Re: OTD - 11th January 2012 - Problems with Ticket Vending Machines Posted by CyclingSid at 17:28, 12th January 2022 |
DIGRESSION
The article can be downloaded from http://www.metadyne.co.uk/AFC.html.
The name, Metadyne, in the website brings back memories of wrestling with such things in Centurion tanks. The Chieftain had more firepower, pity about the British Leyland powerpack which had a very short life before replacement. The "Cent" just kept going, Rolls-Royce Meteorite engine, a modified Merlin engine.
Re: OTD - 11th January 2012 - Problems with Ticket Vending Machines Posted by Ralph Ayres at 10:26, 12th January 2022 |
A former London Underground manager (the late and much respected Mike Horne) refers in an article about Automatic Fare Collection to a basic passenger operated ticket machine from 1904. The sloping type pictured by Grahame apparently originated in 1937, and the reference to Zone 1 shows they lasted well into the 1980s though much-upgraded internally. No touch screens then of course, and I think even the "40p" was printed onto the back of the glass (possibly a paper insert?), which had to be replaced whenever fares changed.
The article can be downloaded from http://www.metadyne.co.uk/AFC.html. I suspect other parts of his website - maintained in his memory - may be of interest to some Coffee Shop members.
OTD - 11th January 2012 - Problems with Ticket Vending Machines Posted by grahame at 23:45, 10th January 2022 |
When was the first Ticket Vending Machine introduced? I don't know - but I did find an old forum thread started 10 years ago today - on 11th January 2012, with John pointing out that they were still very much "average weather only" machines - which were not usable in very cold weather, very bright weather, or in the rain. Those issues sound familiar ever to this day - and from this morning I can add "in the dark" - it's a good job I knew what the unlit buttons are on the credit card pad do and how they are layed out.
Early TVMs - such as the London Underground one pictured - were simple one where the put in your money to the machine for the correct price in a line. I can recall them marked 3d and 4d and 6d for central London journeys. By the time the one pictured had been brought into use, inflation had driven the price up to 40p (and there was a 70p machine next to it) but the mechanism was simple - in essence they were queue busters for the ticket office, selling only the most popular journey and leaving more complex sales for the human behind the window.

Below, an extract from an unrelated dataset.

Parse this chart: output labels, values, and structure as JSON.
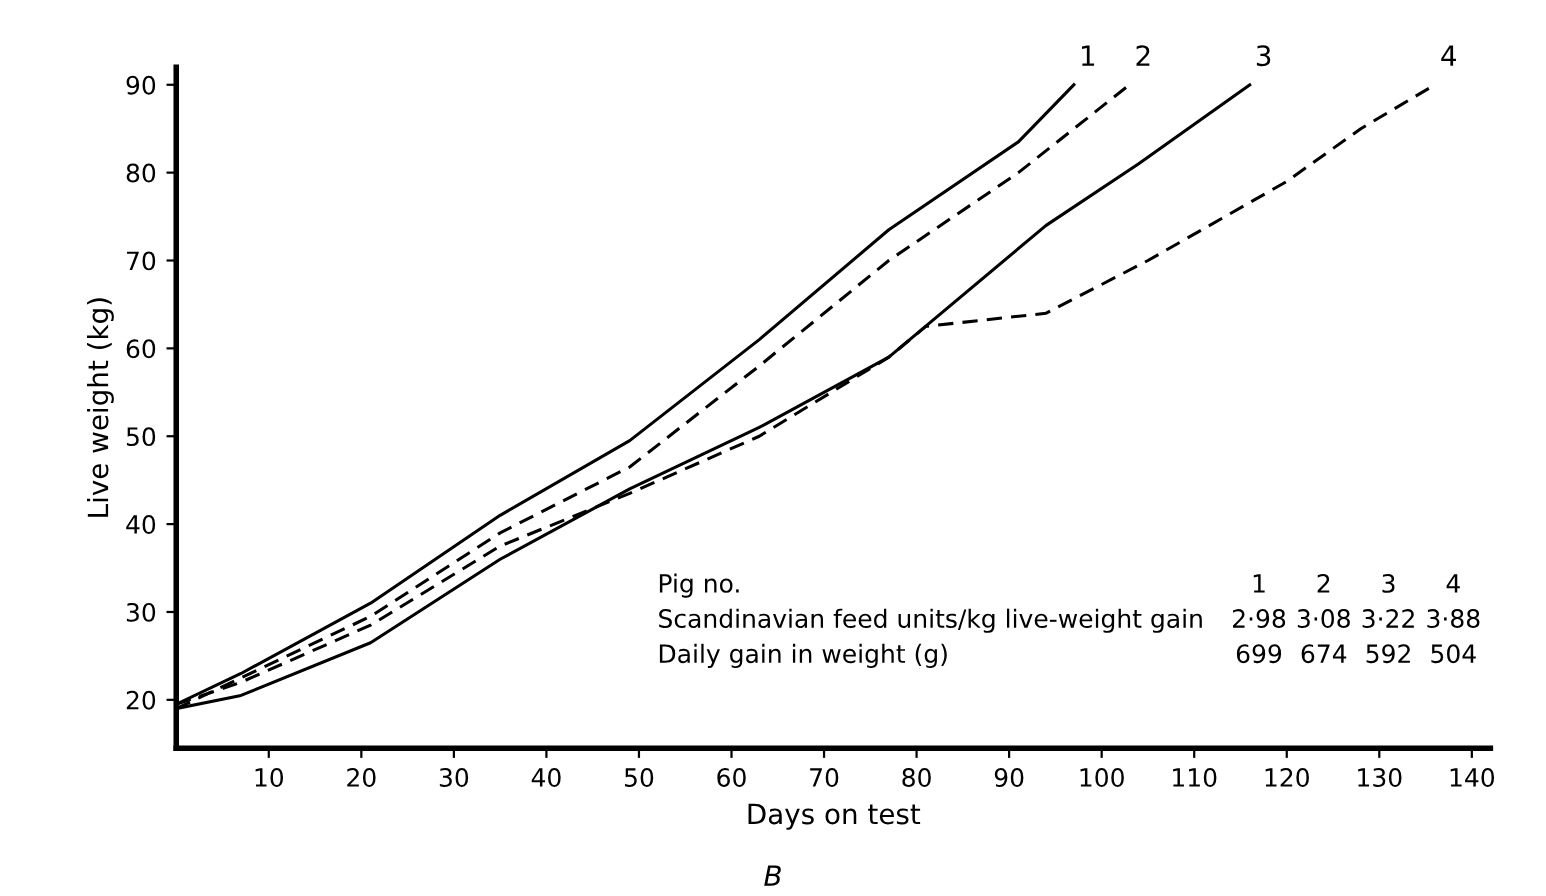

TVMs still have many characteristics of the queue-busting old days. They still sell much less than a full range of tickets, they still require you to be somewhat knoweldgable about your journey, and they'll still fail to operate properly in the wrong weather of at the wrong time of day. There is a difference in that the safety net of the manned ticket office has largely gone, replaced but not in all aspects by online sales.